University of Iowa English professor Fredrick Woodard credits Hudson-Weems with facilitating the passage of the Emmett Till Unsolved Civil Rights Crime Act of 2007, which allows the FBI to reopen investigations on unresolved civil rights crime cases prior to 1970.

"Clenora's 20-year passion and research on the Emmett Till Murder Case has unquestionably led to the passing of the 2007 Till Bill," Woodard said. "Thus, Clenora's research has brought about the emergence of a major public policy, indeed, a unique accomplishment for an academician."

Thompson said society must improve upon civil rights as well as human rights.

"I see the issue as a challenge for each generation, as we attempt to bring improvements politically, socially, economically and culturally to all American people," Thompson said. "Our challenge at the turn of the century is to build on the earlier foundations. These challenges are not necessarily facing one group, white, black or brown."

In his definition of justice at the symposium, producer and "Rain Man" co-writer Barry Morrow said hope for the future lies with today's children.
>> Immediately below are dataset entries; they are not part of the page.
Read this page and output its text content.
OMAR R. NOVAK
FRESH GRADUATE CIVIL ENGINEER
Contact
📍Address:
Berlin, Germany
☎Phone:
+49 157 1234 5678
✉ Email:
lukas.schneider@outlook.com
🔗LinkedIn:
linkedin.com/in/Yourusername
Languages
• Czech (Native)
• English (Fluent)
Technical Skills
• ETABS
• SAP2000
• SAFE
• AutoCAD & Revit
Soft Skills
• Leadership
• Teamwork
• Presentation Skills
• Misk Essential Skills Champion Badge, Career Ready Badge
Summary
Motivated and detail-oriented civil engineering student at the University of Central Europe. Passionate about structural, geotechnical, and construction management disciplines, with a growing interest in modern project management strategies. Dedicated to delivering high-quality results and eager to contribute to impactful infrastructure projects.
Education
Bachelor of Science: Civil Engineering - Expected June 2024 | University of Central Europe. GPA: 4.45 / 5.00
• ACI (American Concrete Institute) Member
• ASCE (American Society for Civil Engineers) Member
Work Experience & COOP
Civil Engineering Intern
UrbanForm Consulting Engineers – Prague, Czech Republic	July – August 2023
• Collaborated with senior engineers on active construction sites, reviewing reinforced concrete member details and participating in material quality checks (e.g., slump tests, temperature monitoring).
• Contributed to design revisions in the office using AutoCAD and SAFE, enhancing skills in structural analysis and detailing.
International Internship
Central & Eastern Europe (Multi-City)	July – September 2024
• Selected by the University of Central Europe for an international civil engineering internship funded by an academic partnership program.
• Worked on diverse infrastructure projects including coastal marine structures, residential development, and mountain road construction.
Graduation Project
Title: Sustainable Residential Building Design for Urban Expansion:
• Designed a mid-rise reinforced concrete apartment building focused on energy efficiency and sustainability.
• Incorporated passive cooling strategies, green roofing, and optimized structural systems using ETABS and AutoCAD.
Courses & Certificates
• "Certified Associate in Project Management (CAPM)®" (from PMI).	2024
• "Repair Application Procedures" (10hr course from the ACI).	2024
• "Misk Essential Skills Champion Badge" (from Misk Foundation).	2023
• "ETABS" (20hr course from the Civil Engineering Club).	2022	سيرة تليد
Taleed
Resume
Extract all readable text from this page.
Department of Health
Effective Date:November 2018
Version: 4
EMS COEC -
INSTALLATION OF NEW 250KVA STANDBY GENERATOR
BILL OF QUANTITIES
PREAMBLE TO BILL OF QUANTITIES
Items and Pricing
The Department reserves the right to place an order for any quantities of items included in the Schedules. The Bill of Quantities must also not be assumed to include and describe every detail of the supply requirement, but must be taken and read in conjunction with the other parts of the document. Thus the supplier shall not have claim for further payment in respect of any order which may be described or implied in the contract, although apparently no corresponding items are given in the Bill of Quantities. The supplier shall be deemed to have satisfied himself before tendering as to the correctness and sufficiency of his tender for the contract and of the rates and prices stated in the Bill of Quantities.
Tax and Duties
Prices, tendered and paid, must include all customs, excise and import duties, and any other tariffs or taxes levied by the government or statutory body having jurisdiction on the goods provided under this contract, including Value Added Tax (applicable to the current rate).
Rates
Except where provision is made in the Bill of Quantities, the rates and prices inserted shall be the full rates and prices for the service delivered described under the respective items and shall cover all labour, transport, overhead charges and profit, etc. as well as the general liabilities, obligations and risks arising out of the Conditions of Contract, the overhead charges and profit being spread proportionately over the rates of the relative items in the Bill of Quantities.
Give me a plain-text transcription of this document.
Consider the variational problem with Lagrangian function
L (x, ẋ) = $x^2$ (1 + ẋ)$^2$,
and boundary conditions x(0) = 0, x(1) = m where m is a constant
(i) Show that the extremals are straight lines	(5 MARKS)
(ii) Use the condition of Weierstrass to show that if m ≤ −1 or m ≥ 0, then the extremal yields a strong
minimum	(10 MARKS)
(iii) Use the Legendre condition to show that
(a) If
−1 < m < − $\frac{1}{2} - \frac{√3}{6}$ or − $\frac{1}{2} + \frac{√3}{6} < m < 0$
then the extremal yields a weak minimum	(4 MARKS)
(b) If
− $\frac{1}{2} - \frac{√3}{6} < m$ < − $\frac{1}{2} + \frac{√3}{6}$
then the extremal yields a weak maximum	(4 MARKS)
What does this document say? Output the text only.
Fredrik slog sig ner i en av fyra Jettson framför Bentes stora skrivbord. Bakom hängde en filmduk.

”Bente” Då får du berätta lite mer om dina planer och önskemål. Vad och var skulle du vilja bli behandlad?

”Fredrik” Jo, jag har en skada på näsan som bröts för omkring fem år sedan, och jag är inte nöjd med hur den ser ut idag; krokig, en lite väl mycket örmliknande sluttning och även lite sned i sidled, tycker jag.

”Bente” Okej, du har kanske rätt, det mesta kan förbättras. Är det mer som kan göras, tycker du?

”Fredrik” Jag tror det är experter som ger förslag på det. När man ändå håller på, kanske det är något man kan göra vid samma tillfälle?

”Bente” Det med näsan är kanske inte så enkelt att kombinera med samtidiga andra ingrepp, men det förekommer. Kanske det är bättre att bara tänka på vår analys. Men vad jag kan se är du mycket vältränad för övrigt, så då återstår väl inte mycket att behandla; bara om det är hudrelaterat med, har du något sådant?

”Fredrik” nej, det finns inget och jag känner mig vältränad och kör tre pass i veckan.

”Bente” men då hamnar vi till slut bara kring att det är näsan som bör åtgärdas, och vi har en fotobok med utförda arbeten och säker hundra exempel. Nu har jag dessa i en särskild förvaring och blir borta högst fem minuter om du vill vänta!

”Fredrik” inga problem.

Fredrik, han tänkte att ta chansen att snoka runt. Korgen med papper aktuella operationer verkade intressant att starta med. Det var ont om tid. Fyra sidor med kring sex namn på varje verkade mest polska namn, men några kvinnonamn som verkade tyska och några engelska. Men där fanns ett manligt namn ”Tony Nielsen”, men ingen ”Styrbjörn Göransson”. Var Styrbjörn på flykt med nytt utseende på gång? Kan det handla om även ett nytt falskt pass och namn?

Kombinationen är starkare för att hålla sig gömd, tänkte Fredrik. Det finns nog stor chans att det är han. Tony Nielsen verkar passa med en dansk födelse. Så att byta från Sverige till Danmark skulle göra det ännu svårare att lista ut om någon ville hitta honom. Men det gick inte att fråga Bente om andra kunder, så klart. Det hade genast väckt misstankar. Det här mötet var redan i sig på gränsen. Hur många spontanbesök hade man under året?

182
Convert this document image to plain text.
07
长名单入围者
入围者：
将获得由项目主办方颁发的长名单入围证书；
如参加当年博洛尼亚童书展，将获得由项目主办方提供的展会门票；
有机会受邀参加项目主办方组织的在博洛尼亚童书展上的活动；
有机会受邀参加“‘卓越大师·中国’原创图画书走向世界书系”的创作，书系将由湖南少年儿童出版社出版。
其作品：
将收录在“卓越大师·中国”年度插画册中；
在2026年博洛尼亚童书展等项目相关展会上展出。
"All I can do is guide my children and teach them not to forget what it was to be 2-years-old, 4-years-old, and to grab the hand of the kid next to you," Morrow said. "You don't look at the color of that hand or anything else, you grab the hand because you're playing a game together. And in the game you make up your own rules, and they're always fair. And when they're not, a kid will say it's not fair."